Près de 600 manifestants étaient présents sur les lieux mercredi à 16 h, selon les dernières estimations de la police d'Ottawa. C'est deux fois plus que mardi.
«À 16 h 00, ils bloquaient la rue Wellington de la rue Elgin à la rue O'Connor», a déclaré le porte-parole de la police, le constable Jean-Paul Vincelette. La police suggère aux gens qui travaillent au centre-ville de quitter le boulot plus tard qu'à l'habitude, dans la mesure du possible.

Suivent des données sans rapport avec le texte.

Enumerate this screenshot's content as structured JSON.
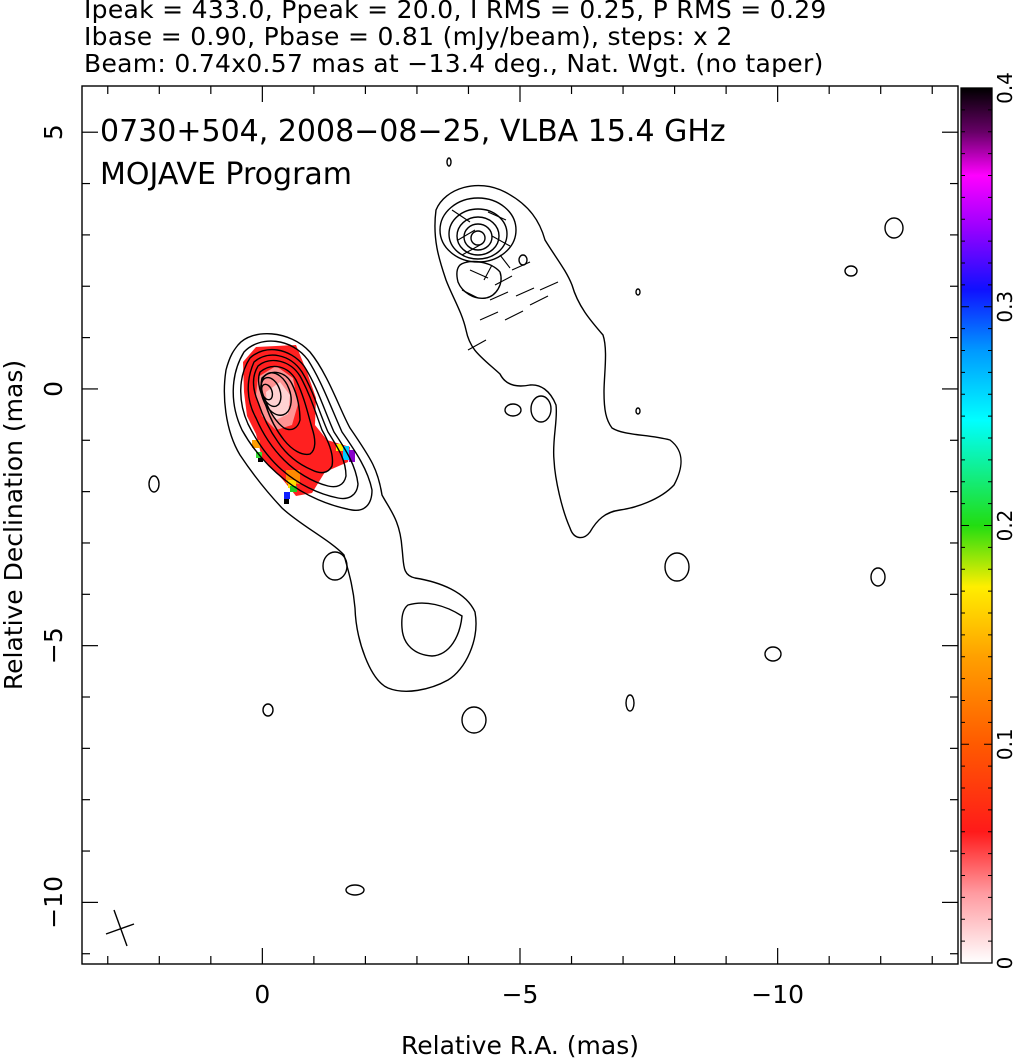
{
  "header": {
    "line1": "Ipeak = 433.0, Ppeak = 20.0, I RMS = 0.25, P RMS = 0.29",
    "line2": "Ibase = 0.90, Pbase = 0.81 (mJy/beam), steps: x 2",
    "line3": "Beam: 0.74x0.57 mas at −13.4 deg., Nat. Wgt. (no taper)"
  },
  "chart_data": {
    "type": "heatmap",
    "title": "0730+504, 2008−08−25, VLBA 15.4 GHz",
    "subtitle": "MOJAVE Program",
    "xlabel": "Relative R.A. (mas)",
    "ylabel": "Relative Declination (mas)",
    "xlim": [
      3.5,
      -13.5
    ],
    "ylim": [
      -11.2,
      5.9
    ],
    "x_ticks": [
      0,
      -5,
      -10
    ],
    "x_tick_labels": [
      "0",
      "−5",
      "−10"
    ],
    "y_ticks": [
      5,
      0,
      -5,
      -10
    ],
    "y_tick_labels": [
      "5",
      "0",
      "−5",
      "−10"
    ],
    "colorbar": {
      "range": [
        0,
        0.4
      ],
      "ticks": [
        0,
        0.1,
        0.2,
        0.3,
        0.4
      ],
      "tick_labels": [
        "0",
        "0.1",
        "0.2",
        "0.3",
        "0.4"
      ]
    },
    "beam": {
      "major_mas": 0.74,
      "minor_mas": 0.57,
      "pa_deg": -13.4
    },
    "contour_base_mJy": 0.9,
    "contour_step_factor": 2,
    "peak_intensity_mJy": 433.0,
    "core_position": [
      0,
      0
    ],
    "jet_component_position": [
      -4.0,
      3.0
    ]
  },
  "colors": {
    "ink": "#000000",
    "pol_fill": "#ff2222"
  }
}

Comme mardi, les trajets d'autobus qui traversent le centre-ville sont détournés. Les autobus d'OC Transpo et de la STO emprunteront la rue Albert en direction ouest entre les rues Elgin et Kent. Les circuits en direction est emprunteront la rue Slater entre les rues Lyon et Elgin.
M. Vincelette a ajouté que les policiers n'avaient pas l'intention de mettre un terme au rassemblement pour le moment.
«On respecte le droit de tenir une manifestation de façon pacifique, a-t-il dit. Dans ce contexte, notre rôle est d'assurer la sécurité du public et celle des manifestants.»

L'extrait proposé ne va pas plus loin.